What would we do in every Service Layer function where we need to process a user-provided session id? It’s not enough to get it from the datastorage, we also need check whether it’s valid or not and mark it as “used” i.e. prolong it being valid. This is some kind of logic we’d like to avoid duplicating. Any logic being duplicated is a sign that you need to introduce a new domain term that would be responsible for that logic.

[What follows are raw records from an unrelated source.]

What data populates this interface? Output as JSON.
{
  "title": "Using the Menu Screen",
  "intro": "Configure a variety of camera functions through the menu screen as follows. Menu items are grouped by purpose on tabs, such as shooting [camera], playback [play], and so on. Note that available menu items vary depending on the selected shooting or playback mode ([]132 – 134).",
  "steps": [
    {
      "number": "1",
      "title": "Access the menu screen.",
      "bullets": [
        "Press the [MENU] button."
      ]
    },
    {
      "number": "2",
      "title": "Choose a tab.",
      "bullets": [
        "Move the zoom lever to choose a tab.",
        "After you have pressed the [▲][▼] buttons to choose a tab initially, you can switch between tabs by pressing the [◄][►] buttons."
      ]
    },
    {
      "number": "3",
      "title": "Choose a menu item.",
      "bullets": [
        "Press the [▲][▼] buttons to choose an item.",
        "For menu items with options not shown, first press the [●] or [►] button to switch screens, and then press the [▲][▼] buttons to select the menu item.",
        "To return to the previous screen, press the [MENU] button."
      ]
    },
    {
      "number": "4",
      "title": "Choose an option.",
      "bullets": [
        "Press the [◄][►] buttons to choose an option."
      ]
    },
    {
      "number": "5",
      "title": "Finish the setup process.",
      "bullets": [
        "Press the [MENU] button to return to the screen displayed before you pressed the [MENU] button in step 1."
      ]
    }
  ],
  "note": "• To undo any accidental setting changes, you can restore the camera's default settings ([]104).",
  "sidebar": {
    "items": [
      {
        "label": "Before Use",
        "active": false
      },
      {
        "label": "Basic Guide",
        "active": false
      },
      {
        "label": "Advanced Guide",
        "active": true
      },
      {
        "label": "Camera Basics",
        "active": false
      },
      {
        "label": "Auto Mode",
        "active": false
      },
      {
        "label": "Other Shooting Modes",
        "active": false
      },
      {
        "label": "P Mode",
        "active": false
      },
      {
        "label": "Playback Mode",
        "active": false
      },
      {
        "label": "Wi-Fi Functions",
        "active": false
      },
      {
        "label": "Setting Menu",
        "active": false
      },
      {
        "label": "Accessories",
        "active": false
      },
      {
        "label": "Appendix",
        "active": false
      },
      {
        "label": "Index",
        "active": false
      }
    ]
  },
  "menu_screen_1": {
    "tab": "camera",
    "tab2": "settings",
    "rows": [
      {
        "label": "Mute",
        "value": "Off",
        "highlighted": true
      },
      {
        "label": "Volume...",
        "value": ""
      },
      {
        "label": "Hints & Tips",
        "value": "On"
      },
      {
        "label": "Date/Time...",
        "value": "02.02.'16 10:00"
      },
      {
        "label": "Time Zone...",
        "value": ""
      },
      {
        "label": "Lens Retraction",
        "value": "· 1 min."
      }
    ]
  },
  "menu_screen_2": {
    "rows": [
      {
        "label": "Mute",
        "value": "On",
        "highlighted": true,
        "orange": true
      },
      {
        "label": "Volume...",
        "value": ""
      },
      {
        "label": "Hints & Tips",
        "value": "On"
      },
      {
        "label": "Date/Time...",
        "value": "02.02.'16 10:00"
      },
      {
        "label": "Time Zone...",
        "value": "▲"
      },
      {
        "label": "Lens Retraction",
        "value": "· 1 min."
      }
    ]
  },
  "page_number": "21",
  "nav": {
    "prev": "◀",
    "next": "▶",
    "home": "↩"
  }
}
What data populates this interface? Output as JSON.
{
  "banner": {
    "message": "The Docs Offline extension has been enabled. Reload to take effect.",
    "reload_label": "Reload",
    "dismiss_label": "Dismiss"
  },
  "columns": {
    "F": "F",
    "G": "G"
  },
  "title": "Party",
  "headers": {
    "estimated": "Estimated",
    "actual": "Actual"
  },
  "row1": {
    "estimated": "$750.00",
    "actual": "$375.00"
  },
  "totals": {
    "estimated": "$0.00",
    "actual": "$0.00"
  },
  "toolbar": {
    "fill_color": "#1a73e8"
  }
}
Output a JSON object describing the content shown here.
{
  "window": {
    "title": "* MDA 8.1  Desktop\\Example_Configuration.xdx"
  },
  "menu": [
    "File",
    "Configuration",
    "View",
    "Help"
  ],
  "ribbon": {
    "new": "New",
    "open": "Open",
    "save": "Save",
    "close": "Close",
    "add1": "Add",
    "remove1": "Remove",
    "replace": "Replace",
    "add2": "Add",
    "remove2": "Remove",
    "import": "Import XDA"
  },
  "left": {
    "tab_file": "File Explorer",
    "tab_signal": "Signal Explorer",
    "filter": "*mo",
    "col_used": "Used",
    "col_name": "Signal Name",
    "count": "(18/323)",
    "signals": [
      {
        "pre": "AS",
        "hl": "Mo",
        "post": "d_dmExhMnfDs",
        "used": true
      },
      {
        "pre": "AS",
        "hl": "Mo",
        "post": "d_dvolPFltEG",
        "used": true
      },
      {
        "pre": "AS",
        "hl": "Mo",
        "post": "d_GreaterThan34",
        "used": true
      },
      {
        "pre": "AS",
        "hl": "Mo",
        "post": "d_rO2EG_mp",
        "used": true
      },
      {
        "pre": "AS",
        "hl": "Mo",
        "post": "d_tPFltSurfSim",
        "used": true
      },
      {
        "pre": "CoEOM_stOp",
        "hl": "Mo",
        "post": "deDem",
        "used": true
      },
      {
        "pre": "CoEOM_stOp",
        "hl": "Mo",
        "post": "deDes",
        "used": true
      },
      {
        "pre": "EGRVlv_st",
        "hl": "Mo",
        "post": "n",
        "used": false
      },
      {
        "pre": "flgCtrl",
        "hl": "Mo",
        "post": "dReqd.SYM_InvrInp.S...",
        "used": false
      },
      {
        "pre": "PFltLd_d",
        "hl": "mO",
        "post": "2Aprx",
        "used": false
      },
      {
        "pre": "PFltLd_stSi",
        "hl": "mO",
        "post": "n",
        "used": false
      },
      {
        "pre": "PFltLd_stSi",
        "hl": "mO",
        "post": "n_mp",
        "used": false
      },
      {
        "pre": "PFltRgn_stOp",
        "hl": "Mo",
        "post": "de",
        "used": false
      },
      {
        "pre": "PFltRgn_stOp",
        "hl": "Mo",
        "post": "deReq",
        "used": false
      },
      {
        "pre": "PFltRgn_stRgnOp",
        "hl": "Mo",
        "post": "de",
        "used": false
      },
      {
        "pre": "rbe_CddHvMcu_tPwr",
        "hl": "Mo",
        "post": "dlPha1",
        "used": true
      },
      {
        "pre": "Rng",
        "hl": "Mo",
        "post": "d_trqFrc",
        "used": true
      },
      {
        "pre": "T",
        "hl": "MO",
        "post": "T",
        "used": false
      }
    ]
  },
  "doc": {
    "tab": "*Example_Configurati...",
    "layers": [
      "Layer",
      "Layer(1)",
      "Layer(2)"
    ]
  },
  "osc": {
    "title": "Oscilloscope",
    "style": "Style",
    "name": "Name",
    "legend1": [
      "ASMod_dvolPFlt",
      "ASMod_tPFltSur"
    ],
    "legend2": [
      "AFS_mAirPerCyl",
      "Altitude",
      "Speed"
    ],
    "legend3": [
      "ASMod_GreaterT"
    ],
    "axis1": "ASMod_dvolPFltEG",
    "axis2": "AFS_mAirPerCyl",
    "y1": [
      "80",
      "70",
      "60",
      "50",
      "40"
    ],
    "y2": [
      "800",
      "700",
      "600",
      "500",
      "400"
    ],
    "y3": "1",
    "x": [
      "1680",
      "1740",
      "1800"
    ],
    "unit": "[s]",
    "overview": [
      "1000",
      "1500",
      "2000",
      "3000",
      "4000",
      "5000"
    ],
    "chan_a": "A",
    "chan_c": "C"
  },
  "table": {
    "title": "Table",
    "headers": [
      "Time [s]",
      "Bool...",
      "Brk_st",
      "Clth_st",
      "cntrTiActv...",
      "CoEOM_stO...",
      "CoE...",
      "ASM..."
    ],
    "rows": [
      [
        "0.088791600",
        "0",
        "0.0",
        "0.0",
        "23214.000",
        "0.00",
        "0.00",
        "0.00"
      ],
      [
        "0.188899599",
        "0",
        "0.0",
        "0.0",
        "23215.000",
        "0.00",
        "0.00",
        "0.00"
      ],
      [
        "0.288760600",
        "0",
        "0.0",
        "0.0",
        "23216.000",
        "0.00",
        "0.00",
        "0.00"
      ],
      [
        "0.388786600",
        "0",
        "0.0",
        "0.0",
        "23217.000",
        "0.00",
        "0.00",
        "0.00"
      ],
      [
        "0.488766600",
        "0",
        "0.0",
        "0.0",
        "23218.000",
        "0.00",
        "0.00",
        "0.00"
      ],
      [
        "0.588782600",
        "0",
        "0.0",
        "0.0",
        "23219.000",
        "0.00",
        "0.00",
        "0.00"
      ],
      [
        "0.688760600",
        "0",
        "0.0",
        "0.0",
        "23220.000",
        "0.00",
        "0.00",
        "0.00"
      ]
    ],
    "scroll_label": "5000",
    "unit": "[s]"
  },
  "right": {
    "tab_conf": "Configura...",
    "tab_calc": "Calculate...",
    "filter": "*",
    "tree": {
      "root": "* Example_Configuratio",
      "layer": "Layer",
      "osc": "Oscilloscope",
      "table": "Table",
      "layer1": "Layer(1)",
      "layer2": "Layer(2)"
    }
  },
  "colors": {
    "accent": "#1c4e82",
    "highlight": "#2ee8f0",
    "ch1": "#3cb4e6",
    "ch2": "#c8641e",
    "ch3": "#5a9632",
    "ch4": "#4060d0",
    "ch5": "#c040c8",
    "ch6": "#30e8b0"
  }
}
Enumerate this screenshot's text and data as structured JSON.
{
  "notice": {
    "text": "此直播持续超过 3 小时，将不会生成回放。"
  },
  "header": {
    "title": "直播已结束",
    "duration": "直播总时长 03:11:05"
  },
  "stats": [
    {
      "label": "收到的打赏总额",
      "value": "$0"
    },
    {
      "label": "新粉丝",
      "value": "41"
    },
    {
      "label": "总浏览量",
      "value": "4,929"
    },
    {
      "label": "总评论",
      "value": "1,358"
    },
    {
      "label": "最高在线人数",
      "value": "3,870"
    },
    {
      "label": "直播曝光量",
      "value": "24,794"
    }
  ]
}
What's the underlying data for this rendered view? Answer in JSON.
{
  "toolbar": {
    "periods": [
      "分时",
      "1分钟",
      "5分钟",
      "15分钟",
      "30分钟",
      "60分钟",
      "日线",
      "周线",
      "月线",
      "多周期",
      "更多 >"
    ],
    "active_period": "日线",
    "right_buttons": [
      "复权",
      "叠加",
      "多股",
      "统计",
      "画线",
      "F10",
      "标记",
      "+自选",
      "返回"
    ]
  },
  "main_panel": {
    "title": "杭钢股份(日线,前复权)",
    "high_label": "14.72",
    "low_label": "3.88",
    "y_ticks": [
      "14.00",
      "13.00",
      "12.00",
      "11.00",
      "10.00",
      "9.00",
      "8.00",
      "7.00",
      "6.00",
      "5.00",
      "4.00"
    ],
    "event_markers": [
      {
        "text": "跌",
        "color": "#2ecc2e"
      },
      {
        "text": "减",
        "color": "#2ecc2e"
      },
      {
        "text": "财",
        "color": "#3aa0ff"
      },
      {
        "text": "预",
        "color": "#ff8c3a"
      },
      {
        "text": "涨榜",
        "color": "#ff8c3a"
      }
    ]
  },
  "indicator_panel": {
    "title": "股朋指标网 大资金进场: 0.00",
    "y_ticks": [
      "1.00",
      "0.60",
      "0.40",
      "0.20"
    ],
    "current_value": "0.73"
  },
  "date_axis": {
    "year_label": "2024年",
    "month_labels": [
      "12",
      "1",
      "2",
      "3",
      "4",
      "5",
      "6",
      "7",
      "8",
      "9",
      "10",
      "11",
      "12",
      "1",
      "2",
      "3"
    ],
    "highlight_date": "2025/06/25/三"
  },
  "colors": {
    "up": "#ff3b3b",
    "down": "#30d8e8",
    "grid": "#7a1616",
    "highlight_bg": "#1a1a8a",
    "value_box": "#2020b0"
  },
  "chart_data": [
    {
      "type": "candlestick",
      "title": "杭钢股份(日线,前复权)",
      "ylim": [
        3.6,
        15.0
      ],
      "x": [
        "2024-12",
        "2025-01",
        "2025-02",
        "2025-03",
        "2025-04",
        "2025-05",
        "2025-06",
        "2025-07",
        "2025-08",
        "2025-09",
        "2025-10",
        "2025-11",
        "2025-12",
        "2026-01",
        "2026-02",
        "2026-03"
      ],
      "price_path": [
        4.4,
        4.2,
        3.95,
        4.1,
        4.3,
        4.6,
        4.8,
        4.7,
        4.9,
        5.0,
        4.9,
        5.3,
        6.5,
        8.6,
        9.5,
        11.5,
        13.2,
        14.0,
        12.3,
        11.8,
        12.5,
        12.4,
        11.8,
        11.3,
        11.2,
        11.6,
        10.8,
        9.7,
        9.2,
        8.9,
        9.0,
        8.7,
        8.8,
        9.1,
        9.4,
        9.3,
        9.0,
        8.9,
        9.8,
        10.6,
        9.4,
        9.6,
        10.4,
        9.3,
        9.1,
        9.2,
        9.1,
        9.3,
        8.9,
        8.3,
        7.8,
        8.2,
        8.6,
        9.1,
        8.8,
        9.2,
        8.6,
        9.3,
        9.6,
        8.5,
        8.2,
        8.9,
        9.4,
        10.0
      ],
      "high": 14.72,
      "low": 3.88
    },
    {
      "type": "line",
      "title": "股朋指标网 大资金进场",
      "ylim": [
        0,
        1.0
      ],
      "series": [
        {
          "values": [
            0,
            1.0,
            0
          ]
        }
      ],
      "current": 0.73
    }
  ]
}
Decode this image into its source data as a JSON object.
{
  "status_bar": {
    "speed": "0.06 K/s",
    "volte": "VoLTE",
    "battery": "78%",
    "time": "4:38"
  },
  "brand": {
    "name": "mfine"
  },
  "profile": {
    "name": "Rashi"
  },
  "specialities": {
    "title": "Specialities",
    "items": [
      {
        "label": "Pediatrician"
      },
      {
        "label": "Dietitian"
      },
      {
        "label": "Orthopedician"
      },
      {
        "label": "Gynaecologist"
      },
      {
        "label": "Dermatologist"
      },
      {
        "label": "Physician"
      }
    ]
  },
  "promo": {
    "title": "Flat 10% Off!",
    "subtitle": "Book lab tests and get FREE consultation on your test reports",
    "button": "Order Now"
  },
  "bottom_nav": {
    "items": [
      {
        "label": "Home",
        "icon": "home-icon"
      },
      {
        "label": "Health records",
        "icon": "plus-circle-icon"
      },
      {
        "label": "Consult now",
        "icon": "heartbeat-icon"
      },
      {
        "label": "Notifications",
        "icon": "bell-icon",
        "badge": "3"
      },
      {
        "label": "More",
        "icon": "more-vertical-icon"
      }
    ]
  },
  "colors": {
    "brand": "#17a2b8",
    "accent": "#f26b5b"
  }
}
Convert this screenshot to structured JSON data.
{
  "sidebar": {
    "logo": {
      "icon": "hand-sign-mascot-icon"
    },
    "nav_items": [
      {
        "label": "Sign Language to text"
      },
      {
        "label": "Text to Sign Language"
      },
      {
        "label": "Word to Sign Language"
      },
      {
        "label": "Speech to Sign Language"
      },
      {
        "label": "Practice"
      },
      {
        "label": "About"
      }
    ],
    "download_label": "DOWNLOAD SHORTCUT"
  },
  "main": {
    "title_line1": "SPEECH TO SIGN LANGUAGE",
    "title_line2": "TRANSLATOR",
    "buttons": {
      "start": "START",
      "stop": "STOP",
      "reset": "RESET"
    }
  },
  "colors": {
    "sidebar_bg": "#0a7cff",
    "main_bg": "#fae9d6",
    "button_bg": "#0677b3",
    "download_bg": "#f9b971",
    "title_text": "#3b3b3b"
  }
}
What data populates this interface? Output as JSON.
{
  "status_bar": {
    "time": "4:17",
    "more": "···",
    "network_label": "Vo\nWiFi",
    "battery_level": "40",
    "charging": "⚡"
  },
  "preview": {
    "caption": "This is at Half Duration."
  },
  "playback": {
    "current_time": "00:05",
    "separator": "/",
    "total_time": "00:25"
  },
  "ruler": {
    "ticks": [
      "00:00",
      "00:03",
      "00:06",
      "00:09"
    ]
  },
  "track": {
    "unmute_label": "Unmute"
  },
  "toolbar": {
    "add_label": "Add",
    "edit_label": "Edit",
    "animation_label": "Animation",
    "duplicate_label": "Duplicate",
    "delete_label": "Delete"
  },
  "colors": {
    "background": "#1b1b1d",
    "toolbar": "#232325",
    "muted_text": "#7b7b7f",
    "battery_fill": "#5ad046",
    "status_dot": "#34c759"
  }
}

Here I put all that into the SessionRepository:

The code implementing this logic:

class SessionsRepository extends \Doctrine\ORM\EntityRepository
{
    public function getValid($id)
    {
        $session = $this->find($id);
        if (!$session) {
            throw new \DomainException('Session is not found');
        }
        if (!$session->isValid()) {
            throw new \DomainException('Session is no longer valid');
        }
        $session->refresh();
        $this->_em->persist($session);

        return $session;
    }
}

Here’s the list of Service Layer functions (the system’s public API) I’ve added for these new domain objects:  

MVC  

A few MVC additions here. I’ve added an action helper that attempts to view current session data and if it’s a registered user using the system now - it switches the layout:

class SessionActionHelper extends \Zend_Controller_Action_Helper_Abstract
{
    public function preDispatch()
    {
        $authService = \ServiceLocator::getAuthService();
        $sessionId = $this->getRequest()->getCookie('sessionid');
        if ($sessionId) {
            try {
                $session = $authService->viewSession($sessionId);
                // Switching layout
                $this->_actionController->view->layout()->setLayout('company');
                // Save session data for possible further use in the View:
                $this->_actionController->view->assign('session', $session);
            } catch (DomainException $error) {
                // An error catched during session retrieval, we remove the cookie
                $expires = new Zend_Date(0, Zend_Date::TIMESTAMP);
                $this->getResponse()->setHeader('Set-Cookie',
                    'sessionid=; '
                    . 'expires=' . $expires->get(Zend_Date::COOKIE) . '; '
                    . 'HttpOnly; '
                    . 'path=/'
                );
            }
        }
    }
}

This way if you log in you’ll see a different set of menus and current session data information (like the email):

It’s a de facto standard these days to save session ids in the browser’s cookies so it’s all transparent for the users. I decided to follow that best practice: when user logs in, the browser is requested to remember the id in the cookies, when they log out - the cookie is cleared:

class AuthController extends Zend_Controller_Action
{
    public function loginAction()
    {
        if ($this->_request->isPost()) {
            $authService = \ServiceLocator::getAuthService();
            $session = $authService->loginUser(
                $this->_getParam('email'),
                $this->_getParam('password')
            );

            // Setting sessionid cookie header
            $expires = new Zend_Date();
            $expires->addDay(7);
            $this->getResponse()->setHeader('Set-Cookie',
                'sessionid=' . $session->getId() . '; '
                . 'expires=' . $expires->get(Zend_Date::COOKIE) . '; '
                . 'HttpOnly; '
                . 'path=/'
            );
            $this->_redirect('/company/dashboard');
        }
    }

    public function logoutAction()
    {
        $authService = \ServiceLocator::getAuthService();
        $authService->logoutUser($this->getRequest()->getCookie('sessionid'));
        // And remove the cookie
        $expires = new Zend_Date(0, Zend_Date::TIMESTAMP);
        $this->getResponse()->setHeader('Set-Cookie',
            'sessionid=; '
            . 'expires=' . $expires->get(Zend_Date::COOKIE) . '; '
            . 'HttpOnly; '
            . 'path=/'
        );
        $this->_redirect('/');
    }
}

All the code has been published to GitHub, and made live in production.